Et c’est là que tout a basculé. « Je me suis dit que faire un oral pourrait ajouter à mon expérience, constituerait un bon exercice pour la suite ». Il a donc pris le train pour Rouen, sans autre objectif que ceux-là. Et pendant les quelques heures passées à l’ESIGELEC, sa vision a changé : « je me suis senti dans mon élément. J’ai discuté avec des professeurs, des anciens élèves, j’ai vraiment pris conscience que c’est ce que je recherchais comme formation ». Pendant le voyage de retour, son choix fut fait : « j’ai réfléchi sur ce que je voulais faire, sur ce qui me correspondait totalement, en étant honnête avec moi-même. Je m’étais tellement bien senti à l’ESIGELEC que j’ai décidé de rejoindre l’école ».

Ce furent trois années d’épanouissement personnel et professionnel. « L’ESIGELEC, c’est une formation de vie », résume-t-il. « La pédagogie, les intervenants extérieurs, les professeurs, le système très pertinent de dominante, tout est bien construit et pensé pour le développement de l’étudiant.
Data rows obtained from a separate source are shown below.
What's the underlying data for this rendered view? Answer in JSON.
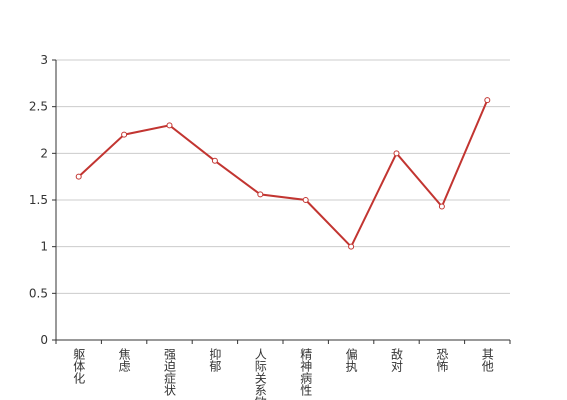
{
  "chart_data": {
    "type": "line",
    "categories": [
      "躯体化",
      "焦虑",
      "强迫症状",
      "抑郁",
      "人际关系敏感",
      "精神病性",
      "偏执",
      "敌对",
      "恐怖",
      "其他"
    ],
    "series": [
      {
        "color": "#c23531",
        "values": [
          1.75,
          2.2,
          2.3,
          1.92,
          1.56,
          1.5,
          1.0,
          2.0,
          1.43,
          2.57
        ]
      }
    ],
    "ylim": [
      0,
      3
    ],
    "yticks": [
      0,
      0.5,
      1,
      1.5,
      2,
      2.5,
      3
    ],
    "grid": true
  }
}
L’ESIGELEC ce sont aussi des valeurs, une ouverture d’esprit. J’ai grandi dans ma connaissance des autres, avec le multiculturalisme de l’école, tous les profils, les parcours que l’on peut croiser. Cet aspect humain constitue l’une des dimensions spécifiques de l’ESIGELEC, et à cet âge, à cette période de la vie, c’est essentiel ».

Le beau succès de l’évènement organisé au Zénith lui a donné l’impulsion qu’il recherchait. Plus qu’ingénieur, c’est dans le marketing qu’il décida de se diriger. Il a alors intégré un Master spécialisé sur ces questions à Neoma Business School. « J’avais fait de l’opérationnel, je voulais passer à la théorie », sourit-il. Il effectua son alternance chez Microsoft, intéressé par sa double compétence, avant de décrocher le titre de Major de promo. Othman a donc commencé sa carrière chez le géant américain, avec le rôle d’animer la communauté des étudiants ambassadeurs, puis après d’autres expériences professionnelles (notamment comme commercial dans une start-up évoluant dans le développement des applications mobiles), il a rejoint Microsoft en avril 2018, d’abord dans un poste de commercial puis dans les responsabilités qu’il exerce aujourd’hui. « Je travaille sur des sujets entièrement nouveaux, très concrets, avec beaucoup d’opérationnel, Mais aussi beaucoup de sens. Car une innovation sans sens et sans valeur ajoutée est vouée à l’échec. C’est immense et c’est passionnant, on se réinvente tous les jours, on est dans l’efficacité, le top-niveau, l’attention maximum portée au client ; tout doit aller très vite, c’est une pression positive qui permet de faire avancer les choses ».

Dans ce rythme quotidien, résonne l’écho de l’ESIGELEC : « j’y ai appris à me débrouiller, à trouver des solutions, à dire « oui » et à assumer. C’est le même fonctionnement chez Microsoft : savoir-faire, dans la bienveillance et la positivité ». Une façon de continuer à maintenir la relation, ce qu’il fait avec plaisir : « je suis redevable de l’ESIGELEC, qui m’a fait grandir. Je suis toujours disponible pour intervenir dans des salons, partager mon expérience. C’est un lien authentique qui m’unit à l’école ».